Some decades ago, I believe it was the summer I was 18--so 1984-ish, I would head on Fridays after work at my summer construction job  to a local independent Santa Fe bookstore. Someone would always bring a six-pack of Tecate, and the owner would have limes to cut for the beer bottles. A group of us would sit around drinking beer and talking about Science Fiction. There was a young lady among the Friday afternoon regulars who was married to an exiled Czechoslovakian poet and political activist. Her husband lived in hiding in Los Alamos, NM unable to leave the confines of their compound out of fear of extradition. She would often read us her translations of her husband's poetry. One day, we were talking about Science Fiction's ability to explore the inner workings of government while being too outrĂ© to attract censorship. She thrust a copy of Fourth Mansions into my hands and told me it would help me understand what is really going on.

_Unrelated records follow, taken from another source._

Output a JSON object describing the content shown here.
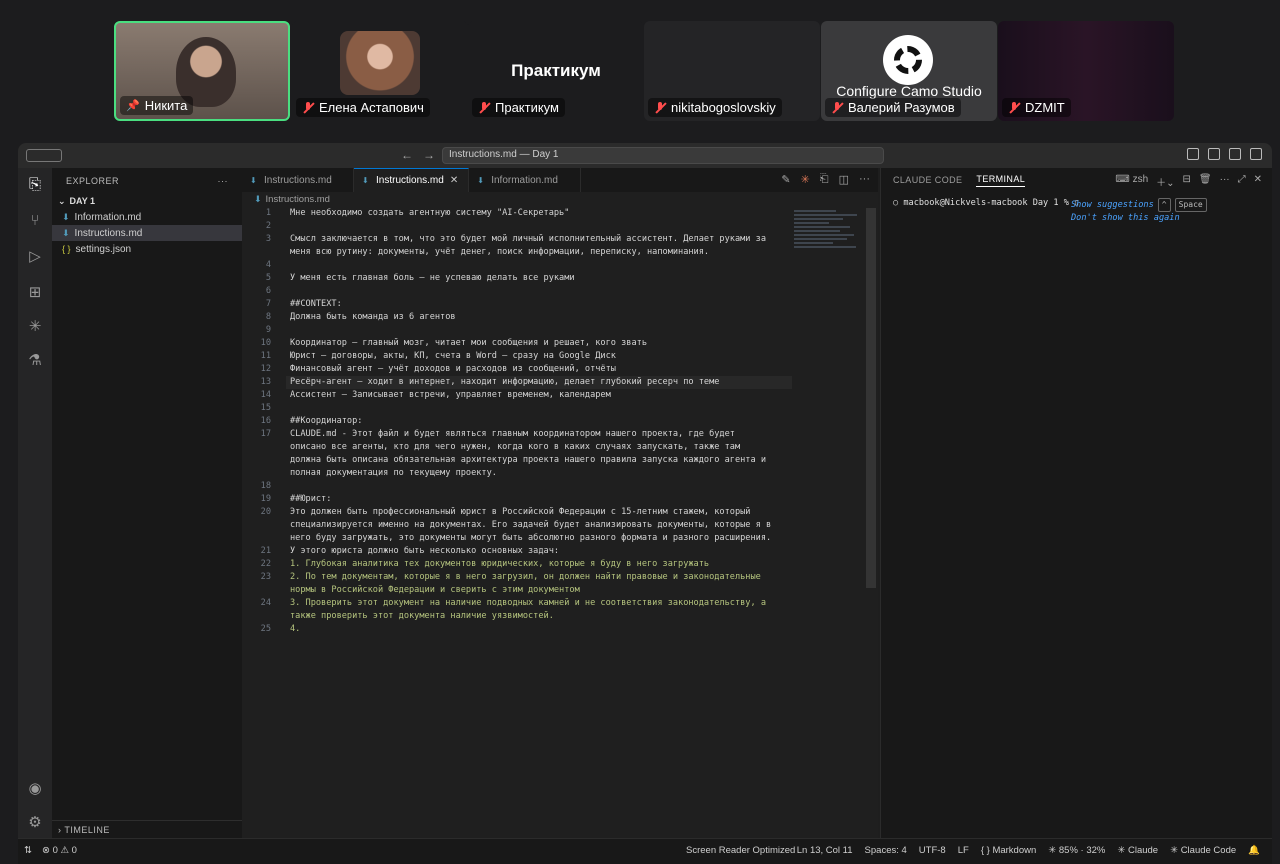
{
  "call": {
    "participants": [
      {
        "name": "Никита",
        "pinned": true
      },
      {
        "name": "Елена Астапович",
        "muted": true
      },
      {
        "name": "Практикум",
        "muted": true,
        "title": "Практикум"
      },
      {
        "name": "nikitabogoslovskiy",
        "muted": true
      },
      {
        "name": "Валерий Разумов",
        "muted": true,
        "overlay": "Configure Camo Studio"
      },
      {
        "name": "DZMIT",
        "muted": true
      }
    ]
  },
  "window": {
    "title": "Instructions.md — Day 1"
  },
  "sidebar": {
    "header": "EXPLORER",
    "more": "···",
    "folder": "DAY 1",
    "files": [
      {
        "name": "Information.md",
        "icon": "markdown-icon"
      },
      {
        "name": "Instructions.md",
        "icon": "markdown-icon",
        "active": true
      },
      {
        "name": "settings.json",
        "icon": "json-icon"
      }
    ],
    "timeline": "TIMELINE"
  },
  "editor": {
    "tabs": [
      {
        "label": "Instructions.md"
      },
      {
        "label": "Instructions.md",
        "active": true
      },
      {
        "label": "Information.md"
      }
    ],
    "close": "✕",
    "breadcrumb": "Instructions.md",
    "lines": [
      {
        "n": "1",
        "text": "Мне необходимо создать агентную систему \"AI-Секретарь\""
      },
      {
        "n": "2",
        "text": ""
      },
      {
        "n": "3",
        "text": "Смысл заключается в том, что это будет мой личный исполнительный ассистент. Делает руками за"
      },
      {
        "n": "",
        "text": "меня всю рутину: документы, учёт денег, поиск информации, переписку, напоминания."
      },
      {
        "n": "4",
        "text": ""
      },
      {
        "n": "5",
        "text": "У меня есть главная боль — не успеваю делать все руками"
      },
      {
        "n": "6",
        "text": ""
      },
      {
        "n": "7",
        "text": "##CONTEXT:"
      },
      {
        "n": "8",
        "text": "Должна быть команда из 6 агентов"
      },
      {
        "n": "9",
        "text": ""
      },
      {
        "n": "10",
        "text": "Координатор — главный мозг, читает мои сообщения и решает, кого звать"
      },
      {
        "n": "11",
        "text": "Юрист — договоры, акты, КП, счета в Word — сразу на Google Диск"
      },
      {
        "n": "12",
        "text": "Финансовый агент — учёт доходов и расходов из сообщений, отчёты"
      },
      {
        "n": "13",
        "text": "Ресёрч-агент — ходит в интернет, находит информацию, делает глубокий ресерч по теме"
      },
      {
        "n": "14",
        "text": "Ассистент — Записывает встречи, управляет временем, календарем"
      },
      {
        "n": "15",
        "text": ""
      },
      {
        "n": "16",
        "text": "##Координатор:"
      },
      {
        "n": "17",
        "text": "CLAUDE.md - Этот файл и будет являться главным координатором нашего проекта, где будет"
      },
      {
        "n": "",
        "text": "описано все агенты, кто для чего нужен, когда кого в каких случаях запускать, также там"
      },
      {
        "n": "",
        "text": "должна быть описана обязательная архитектура проекта нашего правила запуска каждого агента и"
      },
      {
        "n": "",
        "text": "полная документация по текущему проекту."
      },
      {
        "n": "18",
        "text": ""
      },
      {
        "n": "19",
        "text": "##Юрист:"
      },
      {
        "n": "20",
        "text": "Это должен быть профессиональный юрист в Российской Федерации с 15-летним стажем, который"
      },
      {
        "n": "",
        "text": "специализируется именно на документах. Его задачей будет анализировать документы, которые я в"
      },
      {
        "n": "",
        "text": "него буду загружать, это документы могут быть абсолютно разного формата и разного расширения."
      },
      {
        "n": "21",
        "text": "У этого юриста должно быть несколько основных задач:"
      },
      {
        "n": "22",
        "text": "1. Глубокая аналитика тех документов юридических, которые я буду в него загружать",
        "green": true
      },
      {
        "n": "23",
        "text": "2. По тем документам, которые я в него загрузил, он должен найти правовые и законодательные",
        "green": true
      },
      {
        "n": "",
        "text": "нормы в Российской Федерации и сверить с этим документом",
        "green": true
      },
      {
        "n": "24",
        "text": "3. Проверить этот документ на наличие подводных камней и не соответствия законодательству, а",
        "green": true
      },
      {
        "n": "",
        "text": "также проверить этот документа наличие уязвимостей.",
        "green": true
      },
      {
        "n": "25",
        "text": "4.",
        "green": true
      }
    ]
  },
  "panel": {
    "tabs": [
      "CLAUDE CODE",
      "TERMINAL"
    ],
    "shell": "zsh",
    "prompt": "macbook@Nickvels-macbook Day 1 %",
    "suggestions": [
      "Show suggestions",
      "Don't show this again"
    ],
    "key_hint": "^",
    "key_space": "Space"
  },
  "status": {
    "errors": "⊗ 0 ⚠ 0",
    "screen_reader": "Screen Reader Optimized",
    "position": "Ln 13, Col 11",
    "spaces": "Spaces: 4",
    "encoding": "UTF-8",
    "eol": "LF",
    "language": "Markdown",
    "zoom": "85% · 32%",
    "claude": "Claude",
    "claude_code": "Claude Code"
  },
  "colors": {
    "accent": "#0078d4",
    "call_active_border": "#4ade80",
    "muted_mic": "#ff4d4d",
    "list_text": "#b5c47e"
  }
}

I read Fourth Mansions that summer, and it rapidly became my favorite book, by any author in any genre. A number of things in the book resonated with me immediately. I loved the idea of the brain weave because I had a close group of friends I had gone to high school with. We played Dungeons and Dragons together pretty much every weekend from the ages of 14, camped together, ran track together, and sat and blew off and read science fiction together. We had a close group dynamic that felt almost telepathic. It was a very little stretch to imagine that the group the Harvesters could literally move the world with a more intense science-fictional version of that same group dynamic.

In high school, we had a very strong art history curriculum, and over Christmas break a year and a half earlier, my group of friends and I had traveled to California and seen the Holbein exhibit at the Getty museum in Malibu (this was long before the new Getty Museum had been built in downtown LA). When Lafferty introduced each of the Harvesters by comparing them to paintings, I could see the paintings in my mind’s eye and have a sense of the personality he was describing.

I really loved the idea that many events in the story could have been happening only on a metaphorical level,  from the confusion that Miguel Fuentes might have been a part of Michael Fountain’s under-mind rather than a distinct person, to Biddy lounging on subterranean beaches with wild dogs tearing her apart, to the final battle of Jim Bauer and Arouet Manion as giant snakes or bulls on a crumbling cliff edge.

And especially I resonated with the idea that there is more going on in the world than met the eye. I was going into my sophomore year of college, and I had a sense of evolving possibly into something great, and that there innumerable stumbling blocks in my way that could prevent me from reaching that greatness. More than anything, I responded to the sense of hope in the book that each of us can achieve evolution.

I do not believe that the Badgers, the Pythons, the Toads, and the Unfledged Falcons in any way reflects real conspiracies against the Human world. I believe they stand as a metaphor for the millions or billions of individual plots hatched by every person who wants a piece of the world pie. Plots that are no more than daydreams and minor greed, but that show the conflicted nature of each individual human. At least that's my interpretation.

Since that summer, I have read Fourth Mansions at least 7 times, and I get more out of it every time. To this day it remains my favorite book by any author in any genre. However, I still don't know how the wife of the Czechoslovakian poet interpreted it (and I still haven’t returned her book).

1 comment:

  1. "We played Dungeons and Dragons together pretty much every weekend from the ages of 14, camped together, ran track together, and sat and blew off and read science fiction together"

    I wonder how many D&D players (past and/or present) there are in Lafferty fandom. There is something about Lafferty's fiction that "jives" well with the improvisational make-believe of role-playing. It connects back to oral storytelling and group storytelling, shared stories, ridiculous over-the-top stories and Grand Adventure stories.